An array of other diseases that may impact a campus
By: | Issue: February, 2015
January 26, 2015

Although flu is the most common infectious disease on college campuses, trailing not far behind it is chlamydia, one of the sexually transmitted diseases most prevalent among young adults.

To help diagnose and treat students for the disease, which can cause infertility in women, the University of Missouri in Columbia has offered free testing events for both chlamydia and gonorrhea at several locations on campus and in the community. Triggered by the CDC’s “GYT” (Get Yourself Tested) initiative, the university last fall increased the testing to twice a month.
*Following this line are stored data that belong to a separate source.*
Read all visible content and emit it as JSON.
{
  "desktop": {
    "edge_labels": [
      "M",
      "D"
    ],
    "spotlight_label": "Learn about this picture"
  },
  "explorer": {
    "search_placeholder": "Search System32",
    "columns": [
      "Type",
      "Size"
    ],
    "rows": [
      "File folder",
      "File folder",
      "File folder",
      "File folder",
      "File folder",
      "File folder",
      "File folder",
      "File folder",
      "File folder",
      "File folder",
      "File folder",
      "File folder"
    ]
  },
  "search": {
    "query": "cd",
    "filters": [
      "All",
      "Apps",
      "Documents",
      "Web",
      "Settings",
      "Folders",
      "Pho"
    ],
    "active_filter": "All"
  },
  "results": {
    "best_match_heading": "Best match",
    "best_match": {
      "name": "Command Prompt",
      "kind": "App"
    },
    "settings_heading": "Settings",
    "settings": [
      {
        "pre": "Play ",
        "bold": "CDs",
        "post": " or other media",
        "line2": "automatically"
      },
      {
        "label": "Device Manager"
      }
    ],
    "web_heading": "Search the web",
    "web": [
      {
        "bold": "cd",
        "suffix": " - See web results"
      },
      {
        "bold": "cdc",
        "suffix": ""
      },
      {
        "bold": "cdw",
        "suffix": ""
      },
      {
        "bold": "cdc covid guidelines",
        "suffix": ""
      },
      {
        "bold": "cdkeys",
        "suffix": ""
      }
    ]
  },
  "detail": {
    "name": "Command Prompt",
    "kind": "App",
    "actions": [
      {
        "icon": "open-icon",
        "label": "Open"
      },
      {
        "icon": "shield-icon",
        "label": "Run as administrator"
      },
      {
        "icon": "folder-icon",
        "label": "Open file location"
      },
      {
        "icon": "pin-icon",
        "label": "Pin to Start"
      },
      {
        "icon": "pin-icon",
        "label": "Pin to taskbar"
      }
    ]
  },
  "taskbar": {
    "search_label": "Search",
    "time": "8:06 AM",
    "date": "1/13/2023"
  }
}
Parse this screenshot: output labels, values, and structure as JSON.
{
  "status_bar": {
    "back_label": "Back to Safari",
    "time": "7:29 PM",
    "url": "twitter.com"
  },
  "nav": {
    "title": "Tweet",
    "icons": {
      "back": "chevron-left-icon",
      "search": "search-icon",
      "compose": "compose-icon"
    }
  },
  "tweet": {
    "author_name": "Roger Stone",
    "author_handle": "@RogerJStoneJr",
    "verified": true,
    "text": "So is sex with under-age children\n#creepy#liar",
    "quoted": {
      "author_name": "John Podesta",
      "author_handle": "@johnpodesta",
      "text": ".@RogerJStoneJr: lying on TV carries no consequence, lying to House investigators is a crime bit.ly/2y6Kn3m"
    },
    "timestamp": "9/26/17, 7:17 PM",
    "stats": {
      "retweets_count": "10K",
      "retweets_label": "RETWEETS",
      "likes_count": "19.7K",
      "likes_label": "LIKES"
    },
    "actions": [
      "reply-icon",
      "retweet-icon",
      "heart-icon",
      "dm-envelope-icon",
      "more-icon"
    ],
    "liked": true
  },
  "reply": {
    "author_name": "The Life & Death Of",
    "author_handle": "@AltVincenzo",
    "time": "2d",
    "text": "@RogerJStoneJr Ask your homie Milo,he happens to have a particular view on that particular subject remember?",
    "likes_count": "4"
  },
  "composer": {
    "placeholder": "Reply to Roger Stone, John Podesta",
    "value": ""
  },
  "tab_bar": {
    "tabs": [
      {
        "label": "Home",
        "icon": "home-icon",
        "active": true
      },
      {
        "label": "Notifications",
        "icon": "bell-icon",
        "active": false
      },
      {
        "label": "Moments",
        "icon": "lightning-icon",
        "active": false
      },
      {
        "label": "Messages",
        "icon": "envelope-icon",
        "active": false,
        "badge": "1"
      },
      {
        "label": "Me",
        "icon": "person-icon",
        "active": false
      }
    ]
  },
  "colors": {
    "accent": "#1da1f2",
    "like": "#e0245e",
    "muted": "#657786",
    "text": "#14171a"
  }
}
“Those can be diseases for which you have no symptoms,” says Dr. Susan Even, executive director of the university’s Student Health Center. “That’s partly why we’re trying to encourage testing.”

Other communicable diseases that can impact college and university campuses run the gamut from mumps to measles. Last spring, the University of Wisconsin-Madison had an outbreak of mumps, with 25 cases reported on the campus—that’s compared to zero in a typical year, says Craig Roberts, epidemiologist at University Health Services.

To manage the outbreak, the university asked students who had the mumps to isolate themselves at home for five days. The school also provided information about the disease on its website and social media, and encouraged students to make sure they had received two doses of the vaccination since childhood.

Adelphi University on Long Island, New York, had two cases of chickenpox over the past two years. With each case, the health center isolated the student in a dorm room with a private bathroom that’s kept open for instances like this. After the students were no longer contagious, the university cleaned the rooms according to standard infectious disease guidelines.

Though the communicable diseases may differ, the strategy in managing them remains the same, says Jacqueline Cartabuke, Adelphi’s director of health services.

“The common thread is education, vaccination and promotion of that. That’s really what anybody can do.”